Ximendes Erving, Marin Riccardo, Carlos Luis Dias, Jaque Daniel
NanoBIG, Departamento de Fısica de Materiales, Facultad de Ciencias, Universidad Autónoma de Madrid, C/Francisco Tomás y Valiente 7, Madrid, 28049, Spain.
NanoBIG, Instituto Ramón y Cajal de Investigación Sanitaria (IRYCIS), Ctra. Colmenar km. 9.100, Madrid, 28034, Spain.
Light Sci Appl. 2022 Jul 27;11(1):237. doi: 10.1038/s41377-022-00932-3.

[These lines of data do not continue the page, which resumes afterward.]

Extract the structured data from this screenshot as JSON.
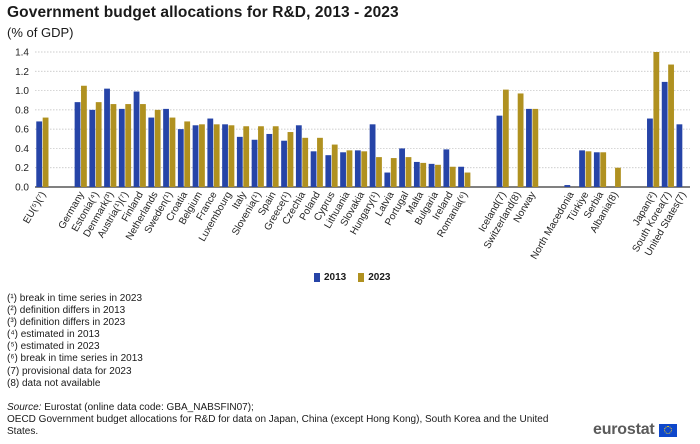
{
  "chart_data": {
    "type": "bar",
    "title": "Government budget allocations for R&D, 2013 - 2023",
    "subtitle": "(% of GDP)",
    "ylim": [
      0,
      1.4
    ],
    "yticks": [
      "0.0",
      "0.2",
      "0.4",
      "0.6",
      "0.8",
      "1.0",
      "1.2",
      "1.4"
    ],
    "groups": [
      {
        "name": "eu",
        "categories": [
          "EU(⁵)(⁷)"
        ]
      },
      {
        "name": "eu-members",
        "categories": [
          "Germany",
          "Estonia(⁴)",
          "Denmark(³)",
          "Austria(¹)(⁷)",
          "Finland",
          "Netherlands",
          "Sweden(¹)",
          "Croatia",
          "Belgium",
          "France",
          "Luxembourg",
          "Italy",
          "Slovenia(¹)",
          "Spain",
          "Greece(¹)",
          "Czechia",
          "Poland",
          "Cyprus",
          "Lithuania",
          "Slovakia",
          "Hungary(¹)",
          "Latvia",
          "Portugal",
          "Malta",
          "Bulgaria",
          "Ireland",
          "Romania(⁶)"
        ]
      },
      {
        "name": "efta",
        "categories": [
          "Iceland(7)",
          "Switzerland(8)",
          "Norway"
        ]
      },
      {
        "name": "candidates",
        "categories": [
          "North Macedonia",
          "Türkiye",
          "Serbia",
          "Albania(8)"
        ]
      },
      {
        "name": "others",
        "categories": [
          "Japan(²)",
          "South Korea(7)",
          "United States(7)"
        ]
      }
    ],
    "series": [
      {
        "name": "2013",
        "color": "#2644a7",
        "values": [
          0.68,
          0.88,
          0.8,
          1.02,
          0.81,
          0.99,
          0.72,
          0.81,
          0.6,
          0.64,
          0.71,
          0.65,
          0.52,
          0.49,
          0.55,
          0.48,
          0.64,
          0.37,
          0.33,
          0.36,
          0.38,
          0.65,
          0.15,
          0.4,
          0.26,
          0.24,
          0.39,
          0.21,
          0.74,
          null,
          0.81,
          0.02,
          0.38,
          0.36,
          null,
          0.71,
          1.09,
          0.65
        ]
      },
      {
        "name": "2023",
        "color": "#b09120",
        "values": [
          0.72,
          1.05,
          0.88,
          0.86,
          0.86,
          0.86,
          0.8,
          0.72,
          0.68,
          0.65,
          0.65,
          0.64,
          0.63,
          0.63,
          0.63,
          0.57,
          0.51,
          0.51,
          0.44,
          0.38,
          0.37,
          0.31,
          0.3,
          0.31,
          0.25,
          0.23,
          0.21,
          0.15,
          1.01,
          0.97,
          0.81,
          null,
          0.37,
          0.36,
          0.2,
          1.4,
          1.27,
          null
        ]
      }
    ]
  },
  "legend": {
    "label_2013": "2013",
    "label_2023": "2023"
  },
  "notes": [
    "(¹) break in time series in 2023",
    "(²) definition differs in 2013",
    "(³) definition differs in 2023",
    "(⁴) estimated in 2013",
    "(⁵) estimated in 2023",
    "(⁶) break in time series in 2013",
    "(7) provisional data for 2023",
    "(8) data not available"
  ],
  "source": {
    "label": "Source:",
    "line1": " Eurostat (online data code: GBA_NABSFIN07);",
    "line2": "OECD Government budget allocations for R&D for data on Japan, China (except Hong Kong), South Korea and the United States."
  },
  "logo": {
    "text": "eurostat"
  }
}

Thermal resolution (also referred to as temperature uncertainty) establishes the minimum discernible temperature change sensed by luminescent thermometers and is a key figure of merit to rank them. Much has been done to minimize its value via probe optimization and correction of readout artifacts, but little effort was put into a better exploitation of calibration datasets. In this context, this work aims at providing a new perspective on the definition of luminescence-based thermometric parameters using dimensionality reduction techniques that emerged in the last years. The application of linear (Principal Component Analysis) and non-linear (t-distributed Stochastic Neighbor Embedding) transformations to the calibration datasets obtained from rare-earth nanoparticles and semiconductor nanocrystals resulted in an improvement in thermal resolution compared to the more classical intensity-based and ratiometric approaches. This, in turn, enabled precise monitoring of temperature changes smaller than 0.1 °C. The methods here presented allow choosing superior thermometric parameters compared to the more classical ones, pushing the performance of luminescent thermometers close to the experimentally achievable limits.
热分辨率(也称为温度不确定度)确定了发光温度计能够感知的最小可分辨温度变化,是对其进行排名的关键性能指标。通过探头优化和读出伪像校正,人们已经做了很多工作来尽量降低其数值,但在更好地利用校准数据集方面投入的努力却很少。在此背景下,这项工作旨在利用近年来出现的降维技术,为基于发光的测温参数的定义提供一个新的视角。将线性(主成分分析)和非线性(t分布随机邻域嵌入)变换应用于从稀土纳米颗粒和半导体纳米晶体获得的校准数据集,与更传统的基于强度和比率的方法相比,热分辨率得到了提高。这反过来又能够精确监测小于0.1°C的温度变化。与更传统的方法相比,这里提出的方法允许选择更优的测温参数,将发光温度计的性能提升至接近实验可实现的极限。